O foco desse blog é a pesquisa da história do Sertão baiano.

domingo, 16 de abril de 2023

As entregas sob a perspectiva de um vigário.

José de Magalhães e Souza (ao centro). Fonte: Blog Lampião aceso

 

Em novembro de 1938, Lampião e parte do seu bando já haviam sido abatidos na grota do angico, deixando um vazio de comando entre os grupos cangaceiros. Na oportunidade, os jornais do Nordeste alardeavam a notícia das entregas de grupos, alguns dos mais famosos na cidade de Jeremoabo-BA. Uma famosa foto daquele episódio foi veiculada pelo jornal Diário da Noite, na edição das 11 horas, no dia 5 de novembro de 1938.

A fotografia em questão, mostrava homens perfilados contra uma parede, alguns sentados e outros de pé.

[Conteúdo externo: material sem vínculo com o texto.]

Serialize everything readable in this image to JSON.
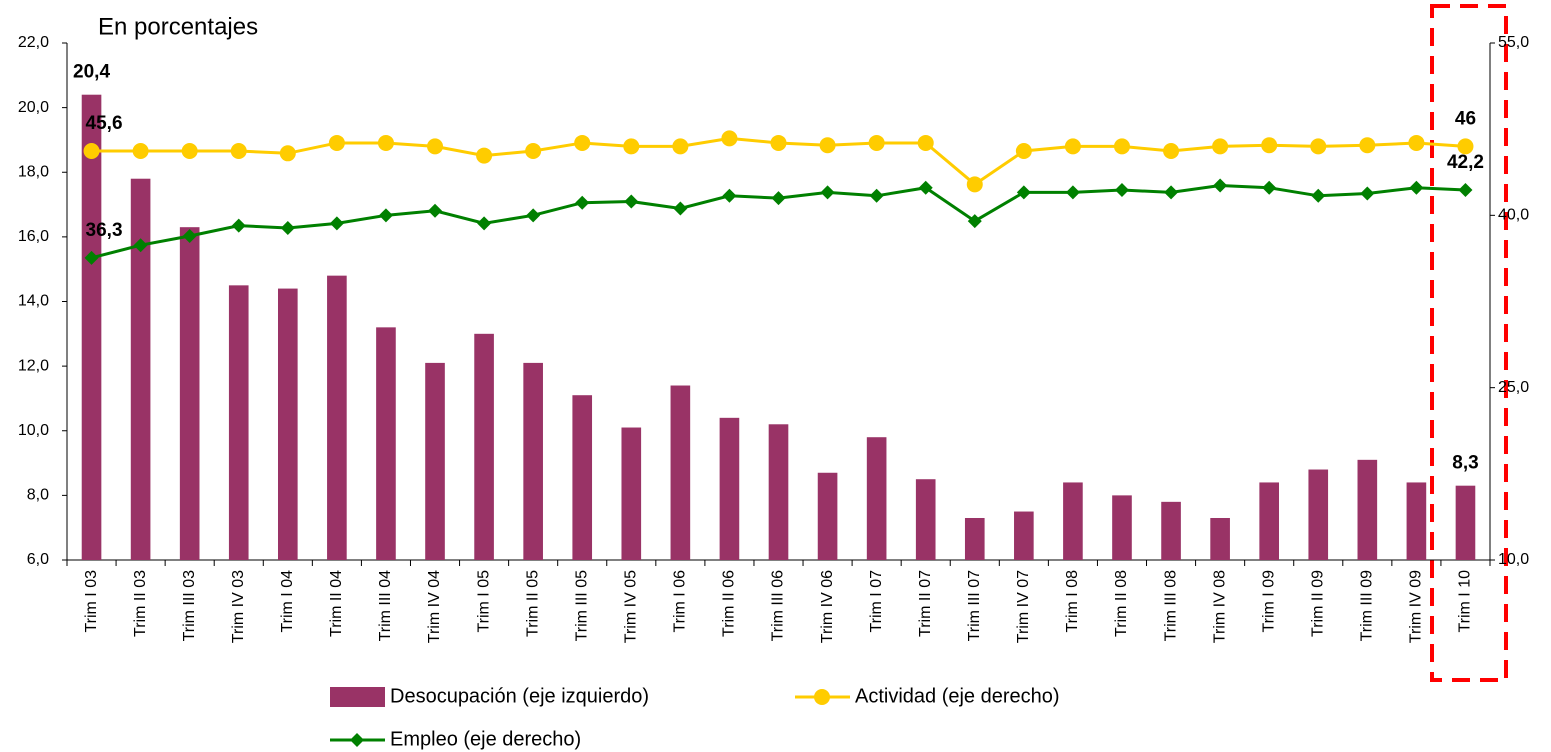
{
  "chart_data": {
    "type": "bar-line",
    "title": "En porcentajes",
    "categories": [
      "Trim I 03",
      "Trim II 03",
      "Trim III 03",
      "Trim IV 03",
      "Trim I 04",
      "Trim II 04",
      "Trim III 04",
      "Trim IV 04",
      "Trim I 05",
      "Trim II 05",
      "Trim III 05",
      "Trim IV 05",
      "Trim I 06",
      "Trim II 06",
      "Trim III 06",
      "Trim IV 06",
      "Trim I 07",
      "Trim II 07",
      "Trim III 07",
      "Trim IV 07",
      "Trim I 08",
      "Trim II 08",
      "Trim III 08",
      "Trim IV 08",
      "Trim I 09",
      "Trim II 09",
      "Trim III 09",
      "Trim IV 09",
      "Trim I 10"
    ],
    "series": [
      {
        "name": "Desocupación (eje izquierdo)",
        "kind": "bar",
        "axis": "y",
        "color": "#993366",
        "values": [
          20.4,
          17.8,
          16.3,
          14.5,
          14.4,
          14.8,
          13.2,
          12.1,
          13.0,
          12.1,
          11.1,
          10.1,
          11.4,
          10.4,
          10.2,
          8.7,
          9.8,
          8.5,
          7.3,
          7.5,
          8.4,
          8.0,
          7.8,
          7.3,
          8.4,
          8.8,
          9.1,
          8.4,
          8.3
        ],
        "value_labels": [
          "20,4",
          null,
          null,
          null,
          null,
          null,
          null,
          null,
          null,
          null,
          null,
          null,
          null,
          null,
          null,
          null,
          null,
          null,
          null,
          null,
          null,
          null,
          null,
          null,
          null,
          null,
          null,
          null,
          "8,3"
        ]
      },
      {
        "name": "Actividad (eje derecho)",
        "kind": "line",
        "marker": "circle",
        "axis": "y2",
        "color": "#ffcc00",
        "values": [
          45.6,
          45.6,
          45.6,
          45.6,
          45.4,
          46.3,
          46.3,
          46.0,
          45.2,
          45.6,
          46.3,
          46.0,
          46.0,
          46.7,
          46.3,
          46.1,
          46.3,
          46.3,
          42.7,
          45.6,
          46.0,
          46.0,
          45.6,
          46.0,
          46.1,
          46.0,
          46.1,
          46.3,
          46
        ],
        "value_labels": [
          "45,6",
          null,
          null,
          null,
          null,
          null,
          null,
          null,
          null,
          null,
          null,
          null,
          null,
          null,
          null,
          null,
          null,
          null,
          null,
          null,
          null,
          null,
          null,
          null,
          null,
          null,
          null,
          null,
          "46"
        ]
      },
      {
        "name": "Empleo (eje derecho)",
        "kind": "line",
        "marker": "diamond",
        "axis": "y2",
        "color": "#008000",
        "values": [
          36.3,
          37.4,
          38.2,
          39.1,
          38.9,
          39.3,
          40.0,
          40.4,
          39.3,
          40.0,
          41.1,
          41.2,
          40.6,
          41.7,
          41.5,
          42.0,
          41.7,
          42.4,
          39.5,
          42.0,
          42.0,
          42.2,
          42.0,
          42.6,
          42.4,
          41.7,
          41.9,
          42.4,
          42.2
        ],
        "value_labels": [
          "36,3",
          null,
          null,
          null,
          null,
          null,
          null,
          null,
          null,
          null,
          null,
          null,
          null,
          null,
          null,
          null,
          null,
          null,
          null,
          null,
          null,
          null,
          null,
          null,
          null,
          null,
          null,
          null,
          "42,2"
        ]
      }
    ],
    "ylim": [
      6,
      22
    ],
    "yticks": [
      {
        "value": 6,
        "label": "6,0"
      },
      {
        "value": 8,
        "label": "8,0"
      },
      {
        "value": 10,
        "label": "10,0"
      },
      {
        "value": 12,
        "label": "12,0"
      },
      {
        "value": 14,
        "label": "14,0"
      },
      {
        "value": 16,
        "label": "16,0"
      },
      {
        "value": 18,
        "label": "18,0"
      },
      {
        "value": 20,
        "label": "20,0"
      },
      {
        "value": 22,
        "label": "22,0"
      }
    ],
    "y2lim": [
      10,
      55
    ],
    "y2ticks": [
      {
        "value": 10,
        "label": "10,0"
      },
      {
        "value": 25,
        "label": "25,0"
      },
      {
        "value": 40,
        "label": "40,0"
      },
      {
        "value": 55,
        "label": "55,0"
      }
    ],
    "grid": false,
    "legend": "bottom"
  }
}
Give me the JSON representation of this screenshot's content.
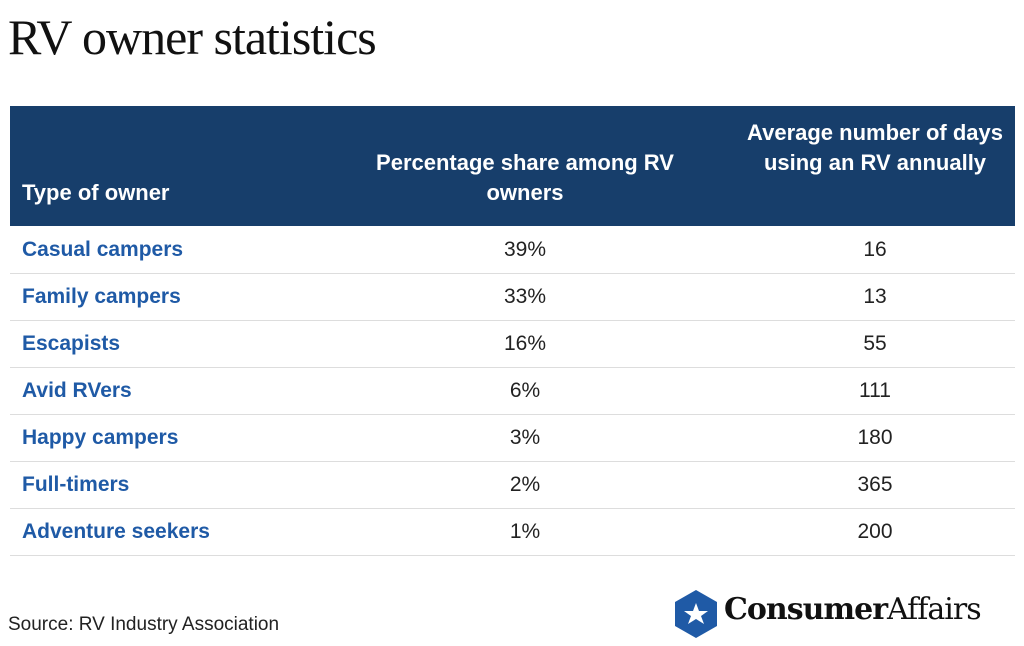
{
  "header": {
    "title": "RV owner statistics"
  },
  "table": {
    "columns": [
      "Type of owner",
      "Percentage share among RV owners",
      "Average number of days using an RV annually"
    ],
    "rows": [
      [
        "Casual campers",
        "39%",
        "16"
      ],
      [
        "Family campers",
        "33%",
        "13"
      ],
      [
        "Escapists",
        "16%",
        "55"
      ],
      [
        "Avid RVers",
        "6%",
        "111"
      ],
      [
        "Happy campers",
        "3%",
        "180"
      ],
      [
        "Full-timers",
        "2%",
        "365"
      ],
      [
        "Adventure seekers",
        "1%",
        "200"
      ]
    ]
  },
  "footer": {
    "source": "Source: RV Industry Association",
    "logo": {
      "bold": "Consumer",
      "light": "Affairs"
    }
  }
}
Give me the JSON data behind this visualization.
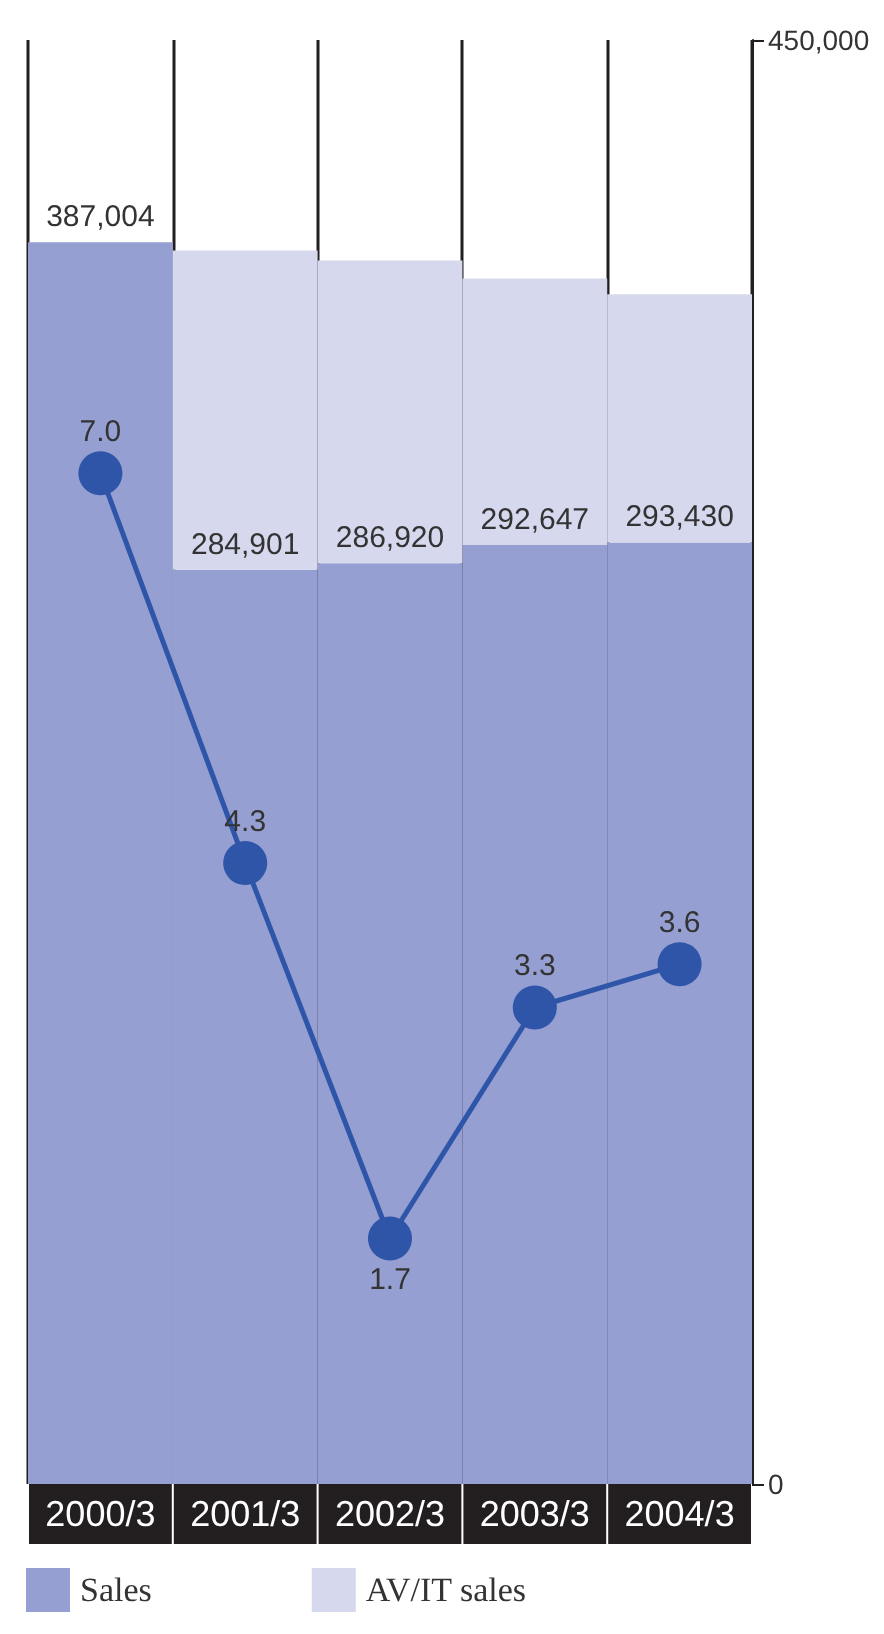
{
  "chart_data": {
    "type": "bar",
    "stacked": true,
    "categories": [
      "2000/3",
      "2001/3",
      "2002/3",
      "2003/3",
      "2004/3"
    ],
    "series": [
      {
        "name": "Sales",
        "color": "#959fd2",
        "values": [
          387004,
          284901,
          286920,
          292647,
          293430
        ],
        "value_labels": [
          "387,004",
          "284,901",
          "286,920",
          "292,647",
          "293,430"
        ]
      },
      {
        "name": "AV/IT sales",
        "color": "#d6d8ee",
        "values": [
          null,
          99500,
          94400,
          83000,
          77300
        ]
      },
      {
        "type": "line",
        "axis": "y2",
        "color": "#2f55a8",
        "values": [
          7.0,
          4.3,
          1.7,
          3.3,
          3.6
        ],
        "value_labels": [
          "7.0",
          "4.3",
          "1.7",
          "3.3",
          "3.6"
        ],
        "marker": "circle"
      }
    ],
    "ylim": [
      0,
      450000
    ],
    "yticks": [
      0,
      {
        "value": 450000,
        "label": "450,000"
      }
    ],
    "y2lim": [
      0,
      10
    ],
    "grid": "x",
    "legend": "bottom left"
  }
}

Eram religiosos, militares e cangaceiros que posavam para uma imagem que representava o fim de um dos períodos mais conturbados da história brasileira.

Entre os personagens dessa icônica foto, um deles se destaca pela satisfação exposta em seu enigmático sorriso. É o vigário de Jeremoabo, o português José de Magalhães e Souza, que, aliás, foi o idealizador da foto.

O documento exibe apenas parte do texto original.